A mere twelve months later, the Obama nation is no more.  Instead of fiercely advocating in support of the agenda of the President they helped elect, the Obama army of advocates has been muzzled.  Instead, it has been overshadowed by the more vocal, visible and effective Tea Bag Nation.

But according to political reporter Tim Dickinson, it didn’t have to be that way.

In the February 18 edition of Rolling Stone, Dickinson describes the Democrat’s fatal mistake: Moving the entire Obama for America operation into the Democratic National Committee.  As an arm of the DNC, this guaranteed that no grassroots action would be taken against Democratic elected officials that failed to support the President’s agenda.

So despite a 255-178 majority in the House, and a 60-40 majority in the Senate Democrats have been unable to deliver on many of Obama’s key priorities.  Wavering Democrats, not gross Republican antipathy, is Obama’s real problem with Congress.

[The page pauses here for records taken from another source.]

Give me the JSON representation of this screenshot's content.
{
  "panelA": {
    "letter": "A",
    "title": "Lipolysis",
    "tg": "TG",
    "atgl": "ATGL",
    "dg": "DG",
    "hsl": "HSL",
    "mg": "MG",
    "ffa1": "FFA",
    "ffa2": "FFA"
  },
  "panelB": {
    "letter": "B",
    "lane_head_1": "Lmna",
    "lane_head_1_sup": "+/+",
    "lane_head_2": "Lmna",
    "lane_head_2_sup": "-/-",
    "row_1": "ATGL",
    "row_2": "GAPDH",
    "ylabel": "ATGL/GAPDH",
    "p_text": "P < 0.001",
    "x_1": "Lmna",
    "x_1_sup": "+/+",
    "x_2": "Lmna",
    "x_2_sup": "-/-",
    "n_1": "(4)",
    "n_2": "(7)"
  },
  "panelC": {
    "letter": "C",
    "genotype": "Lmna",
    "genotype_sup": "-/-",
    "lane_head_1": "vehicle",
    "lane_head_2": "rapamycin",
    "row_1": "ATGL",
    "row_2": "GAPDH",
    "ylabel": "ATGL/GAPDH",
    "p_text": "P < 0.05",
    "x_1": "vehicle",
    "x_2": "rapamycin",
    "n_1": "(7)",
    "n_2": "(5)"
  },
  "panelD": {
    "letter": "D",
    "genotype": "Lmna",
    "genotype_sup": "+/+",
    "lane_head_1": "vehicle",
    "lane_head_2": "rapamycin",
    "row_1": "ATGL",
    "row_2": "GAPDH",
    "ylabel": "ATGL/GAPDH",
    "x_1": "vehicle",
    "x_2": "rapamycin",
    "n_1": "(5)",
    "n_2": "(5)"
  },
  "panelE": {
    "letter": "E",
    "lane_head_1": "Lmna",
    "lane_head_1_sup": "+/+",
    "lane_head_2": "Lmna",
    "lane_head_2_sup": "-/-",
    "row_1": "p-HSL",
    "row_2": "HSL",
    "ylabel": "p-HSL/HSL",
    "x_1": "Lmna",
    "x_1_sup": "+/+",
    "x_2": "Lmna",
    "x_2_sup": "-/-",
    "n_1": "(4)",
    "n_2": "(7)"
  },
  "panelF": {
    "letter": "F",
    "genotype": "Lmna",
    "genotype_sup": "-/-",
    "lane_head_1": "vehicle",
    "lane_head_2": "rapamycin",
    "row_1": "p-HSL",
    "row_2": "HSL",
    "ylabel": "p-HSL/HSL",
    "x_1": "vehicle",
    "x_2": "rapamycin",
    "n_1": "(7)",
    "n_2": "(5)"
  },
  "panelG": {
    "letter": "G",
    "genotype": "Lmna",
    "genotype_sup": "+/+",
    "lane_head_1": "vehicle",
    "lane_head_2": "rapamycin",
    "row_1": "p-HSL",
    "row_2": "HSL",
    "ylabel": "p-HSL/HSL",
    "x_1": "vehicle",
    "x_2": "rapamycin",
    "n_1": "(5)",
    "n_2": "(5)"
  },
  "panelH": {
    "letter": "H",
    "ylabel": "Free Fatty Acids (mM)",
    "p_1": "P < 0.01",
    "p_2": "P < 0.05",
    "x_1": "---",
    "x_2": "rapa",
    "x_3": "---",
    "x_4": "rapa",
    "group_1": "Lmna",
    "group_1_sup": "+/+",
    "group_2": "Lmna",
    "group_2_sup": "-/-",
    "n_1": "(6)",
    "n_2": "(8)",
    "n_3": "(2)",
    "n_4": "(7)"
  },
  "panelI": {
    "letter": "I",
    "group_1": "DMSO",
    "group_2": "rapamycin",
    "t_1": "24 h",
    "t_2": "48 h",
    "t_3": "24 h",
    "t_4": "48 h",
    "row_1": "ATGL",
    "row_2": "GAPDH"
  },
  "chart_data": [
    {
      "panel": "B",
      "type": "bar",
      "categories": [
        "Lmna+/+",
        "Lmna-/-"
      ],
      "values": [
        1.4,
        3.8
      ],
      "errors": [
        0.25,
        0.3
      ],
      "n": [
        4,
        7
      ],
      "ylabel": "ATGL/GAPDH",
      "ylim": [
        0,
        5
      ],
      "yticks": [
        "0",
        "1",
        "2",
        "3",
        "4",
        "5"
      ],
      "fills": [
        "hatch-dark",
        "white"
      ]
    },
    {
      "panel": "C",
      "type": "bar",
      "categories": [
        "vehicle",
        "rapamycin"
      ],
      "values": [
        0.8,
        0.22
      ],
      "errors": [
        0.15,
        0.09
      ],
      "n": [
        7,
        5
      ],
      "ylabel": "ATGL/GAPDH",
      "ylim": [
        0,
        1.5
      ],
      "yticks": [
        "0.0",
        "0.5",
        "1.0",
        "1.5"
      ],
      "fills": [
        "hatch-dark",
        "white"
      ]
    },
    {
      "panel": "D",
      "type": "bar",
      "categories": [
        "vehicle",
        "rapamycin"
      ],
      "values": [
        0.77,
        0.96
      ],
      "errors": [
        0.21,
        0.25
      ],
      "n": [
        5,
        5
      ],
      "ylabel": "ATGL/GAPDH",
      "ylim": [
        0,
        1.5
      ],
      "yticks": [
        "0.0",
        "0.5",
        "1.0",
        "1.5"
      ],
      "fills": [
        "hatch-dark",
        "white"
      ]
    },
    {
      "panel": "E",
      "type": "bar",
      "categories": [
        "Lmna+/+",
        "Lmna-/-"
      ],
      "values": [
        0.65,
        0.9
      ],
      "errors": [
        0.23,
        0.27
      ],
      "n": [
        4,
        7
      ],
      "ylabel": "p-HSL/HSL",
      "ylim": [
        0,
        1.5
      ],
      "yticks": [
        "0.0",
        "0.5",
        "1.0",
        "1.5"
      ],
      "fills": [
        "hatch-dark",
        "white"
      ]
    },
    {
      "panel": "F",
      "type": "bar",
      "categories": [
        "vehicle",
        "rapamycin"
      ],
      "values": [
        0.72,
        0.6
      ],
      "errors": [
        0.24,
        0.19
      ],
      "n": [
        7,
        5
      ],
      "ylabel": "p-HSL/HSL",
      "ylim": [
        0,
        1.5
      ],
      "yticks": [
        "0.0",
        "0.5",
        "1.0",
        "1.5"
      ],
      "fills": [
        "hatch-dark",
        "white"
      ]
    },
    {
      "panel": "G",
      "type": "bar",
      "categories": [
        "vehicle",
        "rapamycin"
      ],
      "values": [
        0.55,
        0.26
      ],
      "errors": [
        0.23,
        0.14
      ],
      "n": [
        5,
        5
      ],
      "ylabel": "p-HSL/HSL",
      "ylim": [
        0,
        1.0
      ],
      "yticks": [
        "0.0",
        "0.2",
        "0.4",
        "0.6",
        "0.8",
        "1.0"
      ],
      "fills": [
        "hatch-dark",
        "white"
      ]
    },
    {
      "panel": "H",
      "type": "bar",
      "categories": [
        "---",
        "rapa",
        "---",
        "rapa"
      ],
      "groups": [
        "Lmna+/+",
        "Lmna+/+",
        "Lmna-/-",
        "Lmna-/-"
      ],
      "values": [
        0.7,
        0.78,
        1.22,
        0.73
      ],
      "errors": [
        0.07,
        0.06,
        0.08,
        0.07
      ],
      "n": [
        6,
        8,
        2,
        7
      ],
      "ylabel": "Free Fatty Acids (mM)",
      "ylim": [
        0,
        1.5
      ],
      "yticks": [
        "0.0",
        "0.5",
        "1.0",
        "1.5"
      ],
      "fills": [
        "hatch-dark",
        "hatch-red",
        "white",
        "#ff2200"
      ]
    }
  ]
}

But just as bad, says techPresident cofounder Micah Sifry, was that Obama’s grass-roots network effectively went dark for two months after Election Day, failing to engage activists eager for their new marching orders. “The movement moment,” he says, “was lost.”

The blame, insiders say, rests squarely with Plouffe. Moving the Obama for America organization into the arms of the DNC “was totally Plouffe’s thing,” a top member of the president’s inner circle recalls of the transition planning. “It really was David.”

Plouffe has since reentered the service of the White House to help Democrats with the upcoming midterm elections.  But it just might be a case of too little, too late.